For company directors, the next step is to:
- Confirm whether a Director’s Penalty Notice has been issued
- Determine whether the DPN is lockdown or non-lockdown
- Calculate the 21-day response deadline from the notice date
- Review whether the company’s BAS and SGC obligations were lodged on time
- Assess whether the company qualifies for small business restructuring
- Consider whether restructuring, administration, or liquidation may limit exposure
Acting quickly preserves available options and may reduce the risk of personal liability before enforcement action begins.
Seeking professional legal or insolvency advice early can help clarify whether restructuring is viable, identify alternative strategies, and determine the most effective response before the 21-day window closes.
At Halo Advisory, we work for you — the director. Financial expert Greg Bartels offers a no-obligation, confidential conversation to help you understand where you stand, what risks exist, and what options are realistically available before deadlines reduce control. Get in touch today.
FAQs
Can the ATO reject a small business restructuring plan?
Yes. The ATO is often a major creditor and can vote on the restructuring plan like any other creditor. If the ATO believes the proposal is unrealistic or poorly supported, it may vote against it.

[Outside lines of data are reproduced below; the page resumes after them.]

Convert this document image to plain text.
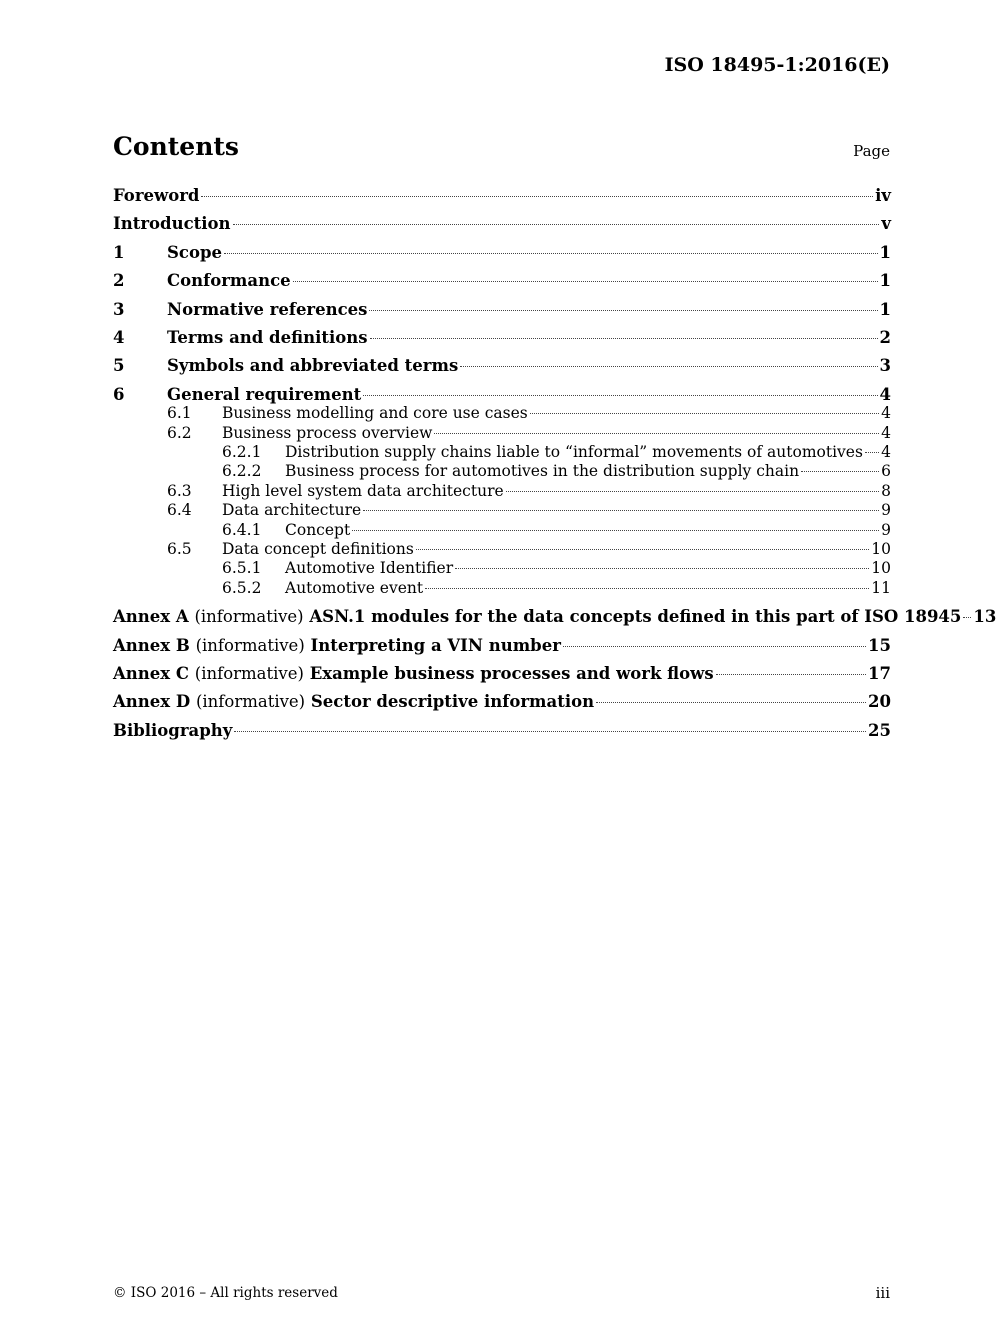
ISO 18495-1:2016(E)
Contents	Page
Foreword	iv
Introduction	v
1	Scope	1
2	Conformance	1
3	Normative references	1
4	Terms and definitions	2
5	Symbols and abbreviated terms	3
6	General requirement	4
6.1	Business modelling and core use cases	4
6.2	Business process overview	4
6.2.1	Distribution supply chains liable to “informal” movements of automotives 4
6.2.2	Business process for automotives in the distribution supply chain	6
6.3	High level system data architecture	8
6.4	Data architecture	9
6.4.1	Concept	9
6.5	Data concept definitions	10
6.5.1	Automotive Identifier	10
6.5.2	Automotive event	11
Annex A (informative) ASN.1 modules for the data concepts defined in this part of ISO 18945 13
Annex B (informative) Interpreting a VIN number	15
Annex C (informative) Example business processes and work flows	17
Annex D (informative) Sector descriptive information	20
Bibliography	25
© ISO 2016 – All rights reserved	iii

Does entering small business restructuring stop ATO recovery action immediately?
Not always. While restructuring may pause certain creditor actions, the ATO can still monitor the process and assess whether the plan genuinely addresses the outstanding tax debt.

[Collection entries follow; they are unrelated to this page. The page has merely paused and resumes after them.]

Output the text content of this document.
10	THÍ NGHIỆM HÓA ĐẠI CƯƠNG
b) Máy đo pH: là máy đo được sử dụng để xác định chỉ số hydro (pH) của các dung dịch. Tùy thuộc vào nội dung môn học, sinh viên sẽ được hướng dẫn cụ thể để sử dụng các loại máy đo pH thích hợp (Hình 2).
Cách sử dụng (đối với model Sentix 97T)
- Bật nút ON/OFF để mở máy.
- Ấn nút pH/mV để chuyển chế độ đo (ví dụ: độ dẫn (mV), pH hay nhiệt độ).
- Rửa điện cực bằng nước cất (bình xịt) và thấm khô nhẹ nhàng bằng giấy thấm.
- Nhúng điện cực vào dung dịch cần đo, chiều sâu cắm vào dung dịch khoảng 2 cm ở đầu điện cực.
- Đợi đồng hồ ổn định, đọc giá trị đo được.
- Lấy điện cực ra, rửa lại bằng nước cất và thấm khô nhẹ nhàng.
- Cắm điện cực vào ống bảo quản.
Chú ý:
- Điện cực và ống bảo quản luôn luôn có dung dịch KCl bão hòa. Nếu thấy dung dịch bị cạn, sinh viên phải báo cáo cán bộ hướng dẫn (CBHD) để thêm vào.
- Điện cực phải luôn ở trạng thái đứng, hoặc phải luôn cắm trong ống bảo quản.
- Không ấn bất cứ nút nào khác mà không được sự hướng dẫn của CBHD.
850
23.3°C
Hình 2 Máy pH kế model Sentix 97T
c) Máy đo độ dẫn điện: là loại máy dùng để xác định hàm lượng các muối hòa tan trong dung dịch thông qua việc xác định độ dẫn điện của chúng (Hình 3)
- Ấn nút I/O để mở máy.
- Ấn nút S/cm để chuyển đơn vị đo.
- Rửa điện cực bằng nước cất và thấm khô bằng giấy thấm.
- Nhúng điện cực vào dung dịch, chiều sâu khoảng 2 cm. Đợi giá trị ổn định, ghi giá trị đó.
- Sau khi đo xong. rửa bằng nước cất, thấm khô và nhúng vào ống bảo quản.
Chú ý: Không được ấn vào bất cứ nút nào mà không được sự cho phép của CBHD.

Do directors remain in control of the company during small business restructuring?
Yes. Unlike voluntary administration, directors usually remain in control of day-to-day operations while a restructuring practitioner oversees the process.
Can a company propose more than one small business restructuring plan?

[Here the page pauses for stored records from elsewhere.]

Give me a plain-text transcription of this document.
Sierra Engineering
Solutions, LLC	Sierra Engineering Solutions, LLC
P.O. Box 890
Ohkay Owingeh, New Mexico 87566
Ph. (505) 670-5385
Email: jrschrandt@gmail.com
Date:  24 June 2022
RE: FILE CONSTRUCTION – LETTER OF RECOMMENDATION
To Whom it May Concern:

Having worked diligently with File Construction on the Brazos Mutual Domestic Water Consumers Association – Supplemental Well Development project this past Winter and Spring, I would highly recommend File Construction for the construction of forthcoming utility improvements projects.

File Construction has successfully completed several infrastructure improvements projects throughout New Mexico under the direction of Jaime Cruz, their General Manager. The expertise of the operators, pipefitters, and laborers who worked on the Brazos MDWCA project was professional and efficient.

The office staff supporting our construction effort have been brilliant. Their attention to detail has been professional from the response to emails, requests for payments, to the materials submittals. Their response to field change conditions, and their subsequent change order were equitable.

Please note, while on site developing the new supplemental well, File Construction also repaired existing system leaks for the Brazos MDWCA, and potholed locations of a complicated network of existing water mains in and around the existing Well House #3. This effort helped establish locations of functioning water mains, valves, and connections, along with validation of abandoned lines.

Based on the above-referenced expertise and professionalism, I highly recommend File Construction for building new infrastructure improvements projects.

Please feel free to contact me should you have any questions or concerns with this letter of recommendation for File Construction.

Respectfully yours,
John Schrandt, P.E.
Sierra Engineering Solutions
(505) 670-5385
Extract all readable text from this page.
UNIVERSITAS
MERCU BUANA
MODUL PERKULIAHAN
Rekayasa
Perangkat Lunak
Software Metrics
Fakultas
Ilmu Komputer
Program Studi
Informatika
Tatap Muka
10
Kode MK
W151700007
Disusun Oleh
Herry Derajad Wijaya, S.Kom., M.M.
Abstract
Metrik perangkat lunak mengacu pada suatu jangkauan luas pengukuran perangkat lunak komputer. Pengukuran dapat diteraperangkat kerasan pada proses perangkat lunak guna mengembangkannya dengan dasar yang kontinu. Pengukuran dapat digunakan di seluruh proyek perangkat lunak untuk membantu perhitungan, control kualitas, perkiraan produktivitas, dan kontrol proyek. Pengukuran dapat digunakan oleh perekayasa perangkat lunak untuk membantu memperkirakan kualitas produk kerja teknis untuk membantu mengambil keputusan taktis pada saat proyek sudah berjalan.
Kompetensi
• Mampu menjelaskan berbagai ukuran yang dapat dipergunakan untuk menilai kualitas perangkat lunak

No. A company can only have one restructuring plan in progress at a time. If creditors reject the plan, other insolvency options may need to be considered.
Does the ATO have special influence in small business restructuring plans?
In many cases, yes. Because the ATO is often one of the largest creditors, its vote can significantly affect whether the restructuring plan is approved.
How long does the small business restructuring process usually take?
The formal proposal period is relatively short. Directors typically have 20 business days to develop and submit a restructuring plan to creditors.
Can restructuring include debts other than ATO tax liabilities?
Yes. A restructuring plan can include most unsecured debts, including supplier debts, loans, and other outstanding obligations owed by the company.
Will small business restructuring affect the company’s creditworthiness?
It may. Credit reporting agencies and suppliers may view restructuring as a sign of financial distress, which can affect future credit arrangements.
Can directors start restructuring after receiving legal action from the ATO?
Sometimes. However, timing is critical, especially if a Director’s Penalty Notice has already been issued, because certain deadlines cannot be reversed.
Can a company continue trading during small business restructuring?
Yes. One of the key features of the process is that the business can continue operating while negotiating a repayment plan with creditors.